By Marc Lachapelle
Weeks only after launching the production version of the highly-promising, streetwise, urban-chic Soul compact at the Los Angeles auto show, Kia shows yet another concept variation on this theme in Detroit. Introduced as ‘soul-stirring’, the Soul’ster (get it?) is a fun-focused, two-door version of the Soul with most of its steel roof lopped off and replaced by solid-looking black roll bars.
Described by Kia US Chief designer Tom Kearns as “an efficient front-wheel drive car rather than an aggressive off-roader”, the bright yellow Soul’ster is dead-aimed at young buyers. In this spirit, it shuns ubiquitous power accessories and instead offers components such as a two-piece top that is removed using “elbow-grease technology” and visible window cranks that have been conspicuously turned into design features. There are storage bins below each of the fold-flat rear seats and additional compartments under the cargo floor at the rear.

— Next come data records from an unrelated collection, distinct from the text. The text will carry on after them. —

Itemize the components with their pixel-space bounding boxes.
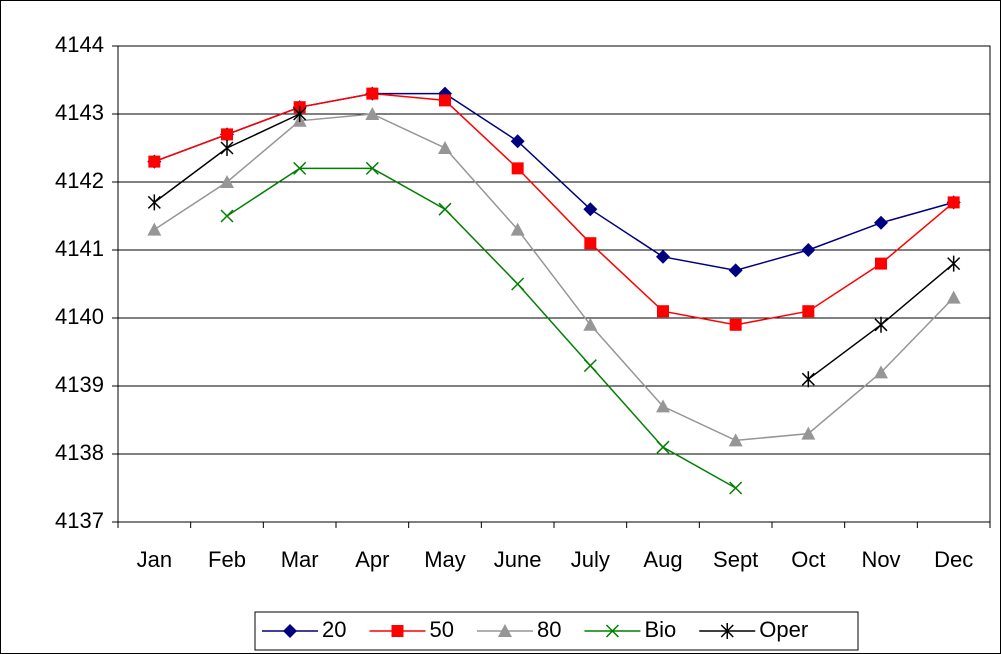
legend-box [254, 611, 859, 651]
x-tick-label: Sept [713, 547, 758, 572]
marker [656, 440, 670, 454]
marker [220, 209, 234, 223]
marker [946, 290, 961, 304]
marker [439, 94, 451, 107]
series-line [153, 113, 955, 442]
legend-label: Oper [759, 617, 808, 642]
marker [801, 371, 815, 388]
marker [220, 140, 234, 156]
marker [220, 175, 234, 188]
x-tick-label: July [571, 547, 610, 572]
marker [510, 222, 525, 236]
marker [365, 107, 380, 120]
legend-marker [605, 624, 619, 638]
marker [729, 481, 743, 495]
marker [656, 249, 670, 264]
legend-marker [283, 624, 297, 638]
marker [728, 433, 743, 447]
legend-marker [497, 624, 512, 637]
x-tick-label: June [494, 547, 542, 572]
marker [221, 128, 233, 141]
marker [583, 317, 598, 331]
y-tick-label: 4144 [55, 32, 104, 57]
marker [802, 305, 815, 318]
y-tick-label: 4141 [55, 236, 104, 261]
marker [293, 161, 307, 175]
marker [511, 162, 524, 175]
marker [729, 318, 742, 331]
marker [583, 359, 597, 373]
marker [875, 257, 887, 270]
x-tick-label: Apr [355, 547, 389, 572]
y-tick-label: 4143 [55, 100, 104, 125]
y-tick-label: 4139 [55, 372, 104, 397]
x-tick-label: Jan [137, 547, 172, 572]
x-tick-label: Feb [208, 547, 246, 572]
marker [874, 316, 888, 333]
x-tick-label: Oct [791, 547, 825, 572]
marker [147, 194, 161, 211]
legend-label: 20 [322, 617, 346, 642]
marker [293, 106, 307, 122]
legend-label: Bio [644, 617, 676, 642]
marker [438, 141, 452, 154]
x-tick-label: May [424, 547, 466, 572]
marker [801, 243, 816, 257]
marker [584, 237, 597, 250]
marker [947, 196, 960, 209]
marker [510, 134, 525, 149]
marker [438, 202, 452, 216]
marker [365, 161, 379, 175]
legend-label: 80 [537, 617, 561, 642]
legend-marker [720, 623, 734, 639]
x-tick-label: Mar [281, 547, 319, 572]
marker [366, 87, 379, 100]
y-tick-label: 4137 [55, 508, 104, 533]
marker [728, 263, 743, 278]
x-tick-label: Nov [861, 547, 900, 572]
marker [874, 365, 888, 379]
marker [874, 215, 888, 230]
marker [511, 277, 525, 291]
x-tick-label: Dec [934, 547, 973, 572]
x-tick-label: Aug [643, 547, 682, 572]
series-line [226, 167, 737, 489]
y-tick-label: 4140 [55, 304, 104, 329]
y-tick-label: 4142 [55, 168, 104, 193]
marker [657, 305, 669, 318]
marker [801, 426, 816, 440]
y-tick-label: 4138 [55, 440, 104, 465]
marker [583, 202, 598, 217]
marker [147, 222, 162, 236]
marker [656, 399, 670, 413]
marker [148, 155, 161, 168]
legend-label: 50 [429, 617, 453, 642]
series-line [154, 92, 955, 326]
marker [947, 255, 961, 272]
legend-marker [391, 625, 404, 637]
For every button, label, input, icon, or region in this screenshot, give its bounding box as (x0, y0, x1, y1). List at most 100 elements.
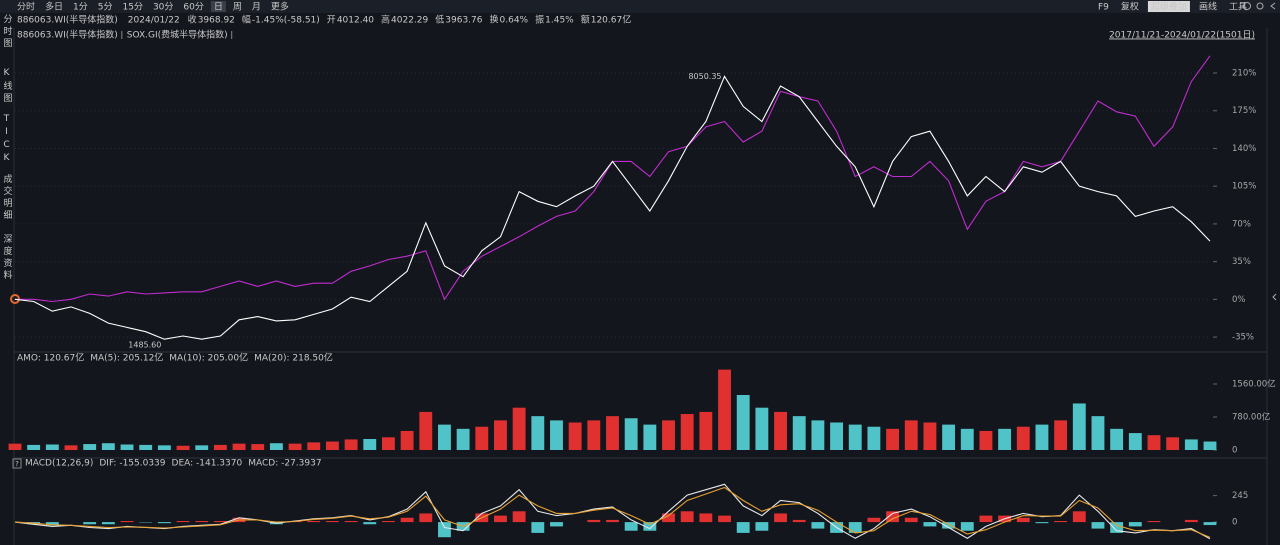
macd-bar (494, 515, 507, 523)
side-tab[interactable]: 深度资料 (2, 234, 13, 282)
y-tick-label: 70% (1232, 219, 1251, 229)
volume-bar (213, 444, 227, 450)
macd-bar (1035, 522, 1049, 524)
volume-bar (886, 428, 900, 450)
volume-bar (1166, 437, 1180, 450)
help-icon[interactable]: ? (15, 460, 19, 468)
indicator-label: AMO: 120.67亿 (17, 352, 84, 364)
volume-bar (195, 445, 209, 450)
macd-bar (382, 521, 395, 523)
y-tick-label: 105% (1232, 182, 1256, 192)
macd-bar (1203, 522, 1217, 526)
settings-icon[interactable] (1243, 2, 1251, 10)
period-tab[interactable]: 多日 (45, 1, 63, 13)
volume-bar (1091, 416, 1105, 450)
quote-label: 高 (381, 14, 390, 26)
volume-bar (680, 414, 694, 450)
bell-icon[interactable] (1256, 2, 1264, 10)
volume-bar (1035, 424, 1049, 450)
side-tab[interactable]: 成交明细 (2, 173, 13, 222)
tool-button[interactable]: 超级叠加 (1151, 1, 1187, 13)
period-tab[interactable]: 更多 (271, 1, 289, 13)
macd-bar (587, 519, 601, 523)
volume-bar (942, 424, 956, 450)
y-tick-label: 140% (1232, 144, 1256, 154)
volume-bar (1203, 441, 1217, 450)
y-tick-label: 780.00亿 (1232, 411, 1270, 422)
period-tab[interactable]: 30分 (153, 2, 173, 13)
macd-bar (699, 513, 713, 523)
macd-bar (176, 521, 190, 523)
macd-bar (400, 517, 414, 523)
macd-bar (960, 522, 974, 531)
volume-bar (419, 411, 433, 450)
volume-bar (288, 443, 302, 450)
period-tab[interactable]: 分时 (17, 1, 35, 13)
side-tab[interactable]: 分时图 (2, 14, 13, 50)
macd-bar (848, 522, 862, 533)
macd-bar (1147, 521, 1161, 523)
period-tab[interactable]: 60分 (183, 2, 203, 13)
volume-bar (363, 438, 377, 450)
macd-bar (643, 522, 657, 531)
volume-bar (998, 428, 1012, 450)
macd-bar (662, 513, 675, 523)
indicator-label: MACD(12,26,9) (25, 459, 93, 469)
y-tick-label: -35% (1232, 333, 1254, 343)
y-tick-label: 35% (1232, 257, 1251, 267)
macd-bar (1110, 522, 1124, 533)
y-tick-label: 175% (1232, 106, 1256, 116)
range-label[interactable]: 2017/11/21-2024/01/22(1501日) (1109, 30, 1255, 41)
quote-label: 额 (581, 14, 590, 26)
tool-button[interactable]: 画线 (1199, 1, 1217, 13)
volume-bar (344, 439, 358, 450)
volume-bar (1016, 426, 1030, 450)
macd-bar (419, 513, 433, 523)
series-line (14, 75, 1211, 340)
toolbar-bg (0, 0, 1280, 13)
volume-bar (232, 443, 246, 450)
collapse-icon[interactable] (1270, 2, 1276, 10)
legend-entry: SOX.GI(费城半导体指数) (127, 29, 228, 41)
period-tab[interactable]: 1分 (73, 2, 88, 13)
volume-bar (904, 420, 918, 450)
volume-bar (64, 445, 78, 450)
volume-bar (606, 416, 619, 450)
quote-label: 换 (490, 14, 499, 26)
side-tab[interactable]: TICK (2, 114, 12, 166)
y-tick-label: 0 (1232, 518, 1237, 528)
period-tab[interactable]: 15分 (123, 2, 143, 13)
macd-bar (531, 522, 545, 533)
volume-bar (568, 422, 582, 450)
volume-bar (8, 443, 22, 450)
volume-bar (960, 428, 974, 450)
quote-code: 886063.WI(半导体指数) (17, 14, 118, 26)
quote-value: 4012.40 (337, 16, 374, 26)
macd-bar (344, 521, 358, 523)
period-tab[interactable]: 月 (252, 2, 261, 13)
period-tab[interactable]: 日 (214, 2, 223, 13)
legend-entry: 886063.WI(半导体指数) (17, 29, 118, 41)
macd-bar (811, 522, 825, 529)
volume-bar (699, 411, 713, 450)
help-box[interactable] (12, 458, 22, 469)
volume-bar (45, 444, 59, 450)
side-tab[interactable]: K线图 (2, 68, 13, 105)
period-tab[interactable]: 5分 (98, 2, 113, 13)
tool-button[interactable]: 复权 (1121, 1, 1139, 13)
quote-value: -1.45%(-58.51) (252, 16, 320, 26)
tool-button[interactable]: F9 (1098, 3, 1109, 13)
volume-bar (755, 407, 769, 450)
macd-bar (438, 522, 451, 538)
macd-bar (213, 521, 227, 523)
period-tab[interactable]: 周 (233, 2, 242, 13)
macd-bar (606, 519, 619, 523)
volume-bar (251, 444, 265, 450)
expand-icon[interactable] (1272, 293, 1277, 301)
volume-bar (792, 416, 806, 450)
volume-bar (979, 430, 993, 450)
macd-bar (1091, 522, 1105, 529)
tool-button[interactable]: 工具 (1229, 2, 1247, 13)
volume-bar (1110, 428, 1124, 450)
macd-bar (363, 522, 377, 525)
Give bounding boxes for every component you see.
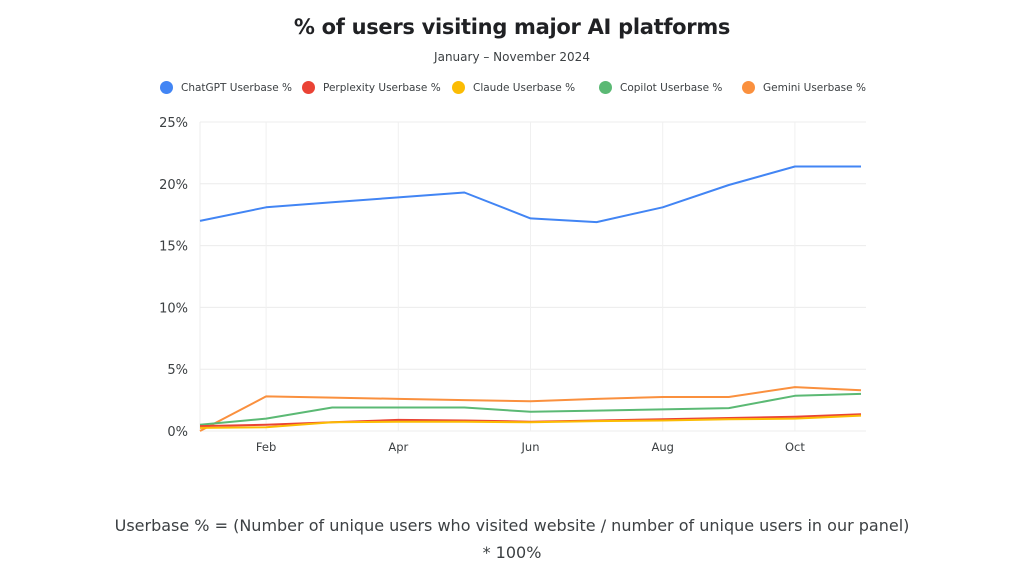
- y-tick-label: 20%: [159, 178, 188, 193]
- legend-item-claude[interactable]: Claude Userbase %: [452, 81, 575, 94]
- footnote: Userbase % = (Number of unique users who…: [114, 516, 910, 562]
- y-tick-label: 0%: [167, 425, 188, 440]
- legend-item-gemini[interactable]: Gemini Userbase %: [742, 81, 866, 94]
- y-tick-label: 5%: [167, 363, 188, 378]
- y-tick-label: 25%: [159, 116, 188, 131]
- legend-marker-gemini: [742, 81, 755, 94]
- legend-item-perplexity[interactable]: Perplexity Userbase %: [302, 81, 441, 94]
- legend-item-chatgpt[interactable]: ChatGPT Userbase %: [160, 81, 292, 94]
- legend-label: Gemini Userbase %: [763, 81, 866, 94]
- series-lines: [199, 165, 862, 432]
- series-line-copilot: [199, 392, 862, 426]
- y-tick-label: 10%: [159, 301, 188, 316]
- chart-title: % of users visiting major AI platforms: [293, 15, 731, 39]
- x-tick-label: Jun: [521, 440, 540, 454]
- x-axis-ticks: Feb Apr Jun Aug Oct: [256, 440, 805, 454]
- grid-lines: [199, 121, 866, 432]
- y-tick-label: 15%: [159, 240, 188, 255]
- series-line-gemini: [199, 386, 862, 432]
- legend-label: Copilot Userbase %: [620, 81, 723, 94]
- legend-label: Perplexity Userbase %: [323, 81, 441, 94]
- chart-legend: ChatGPT Userbase % Perplexity Userbase %…: [160, 81, 880, 97]
- legend-marker-copilot: [599, 81, 612, 94]
- series-line-chatgpt: [199, 165, 861, 224]
- x-tick-label: Aug: [651, 440, 673, 454]
- legend-item-copilot[interactable]: Copilot Userbase %: [599, 81, 722, 94]
- legend-label: Claude Userbase %: [473, 81, 576, 94]
- series-line-claude: [199, 414, 862, 429]
- x-tick-label: Feb: [256, 440, 276, 454]
- legend-marker-perplexity: [302, 81, 315, 94]
- legend-label: ChatGPT Userbase %: [181, 81, 293, 94]
- line-chart: 0% 5% 10% 15% 20% 25% Feb Apr Jun Aug Oct: [159, 116, 866, 454]
- legend-marker-claude: [452, 81, 465, 94]
- legend-marker-chatgpt: [160, 81, 173, 94]
- x-tick-label: Apr: [388, 440, 408, 454]
- x-tick-label: Oct: [785, 440, 805, 454]
- y-axis-ticks: 0% 5% 10% 15% 20% 25%: [159, 116, 188, 440]
- chart-subtitle: January – November 2024: [434, 50, 590, 64]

Running on chunky, five-spoke, 19-inch alloy wheels, the Soul’ster could be powered by a variety of engines, according to the requirements of each market. These range from four-cylinder gasoline engines with displacements of either 1.6 or 2.0 litres to a 1.6-liter turbodiesel powerplant, mated to either a five-speed manual gearbox or a four-speed automatic, in the case of the 140-horsepower 2.0-litre unit. No production plans were announced but designer Kearns sees “another category buster” in the Soul’ster.